What makes a Texas note sell fastest
Texas notes are already advantaged by state law, but a few things help yours sell quickly and at the top of its range. Clean documentation is first: a properly executed original promissory note, a recorded deed of trust, and the original closing statement let a buyer confirm the lien and the terms without delay. A documented payment history — ideally through a third-party servicer rather than personal records — proves the seasoning and removes guesswork. A first-lien position matters too, because a first lien is paid before any other claim on the property; we strongly prefer firsts and review seconds case by case.
For owner-financed notes on a borrower's primary residence, Texas's RMLO infrastructure is a real asset: notes originated through a licensed loan originator tend to be Dodd-Frank compliant and properly papered, which shortens due diligence. If your note was created that way, mention it — it usually helps. And if there's an underlying loan beneath your note (a wraparound structure), disclose it up front, since the senior lien and its due-on-sale clause materially affect value.
Finally, remember that Texas spans several large, distinct markets — Houston, Dallas–Fort Worth, San Antonio, and Austin each have their own price dynamics and investor communities. We buy in all of them and price each note on its own merits.
Texas note buyers by metro
We buy notes throughout Texas, including these major metros:
Selling a mortgage note in Texas: FAQ
Is there a right of redemption after foreclosure in Texas?

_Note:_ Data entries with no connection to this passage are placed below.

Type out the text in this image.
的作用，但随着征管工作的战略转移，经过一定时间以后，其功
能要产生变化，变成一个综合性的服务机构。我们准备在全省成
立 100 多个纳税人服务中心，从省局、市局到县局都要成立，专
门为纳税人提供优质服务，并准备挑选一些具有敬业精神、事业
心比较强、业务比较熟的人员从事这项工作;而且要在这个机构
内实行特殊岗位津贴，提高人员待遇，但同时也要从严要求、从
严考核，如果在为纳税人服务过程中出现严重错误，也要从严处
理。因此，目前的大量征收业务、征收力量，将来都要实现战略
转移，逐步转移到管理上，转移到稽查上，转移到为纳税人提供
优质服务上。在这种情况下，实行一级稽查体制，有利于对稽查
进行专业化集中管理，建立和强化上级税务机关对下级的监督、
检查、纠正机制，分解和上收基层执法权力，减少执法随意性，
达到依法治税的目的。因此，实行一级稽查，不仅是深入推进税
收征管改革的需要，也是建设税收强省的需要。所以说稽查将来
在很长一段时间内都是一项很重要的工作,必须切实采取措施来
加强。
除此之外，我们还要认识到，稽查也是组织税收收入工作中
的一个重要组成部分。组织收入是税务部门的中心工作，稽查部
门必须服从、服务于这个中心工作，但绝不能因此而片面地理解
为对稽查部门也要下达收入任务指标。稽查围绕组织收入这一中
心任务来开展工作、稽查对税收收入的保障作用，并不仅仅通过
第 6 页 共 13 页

Not for mortgage foreclosures. Once a non-judicial foreclosure sale is complete, the former borrower generally has no statutory period to redeem the property. (A separate redemption right exists only for certain unpaid-property-tax sales.) The absence of redemption is one reason Texas notes are valued highly.
How fast can a note be foreclosed in Texas?
Roughly 41 to 90 days. Texas uses non-judicial foreclosure under the deed of trust's power-of-sale clause, so the trustee can complete the process after statutory notice without a lawsuit, with sales held on the first Tuesday of the month.
Why are Texas mortgage notes worth more?
Because recovery on a default is fast (~41–90 days), inexpensive (no litigation), and certain (no post-sale redemption). Lower risk and quicker access to the collateral let a buyer accept a lower yield, which translates to a higher price for your note.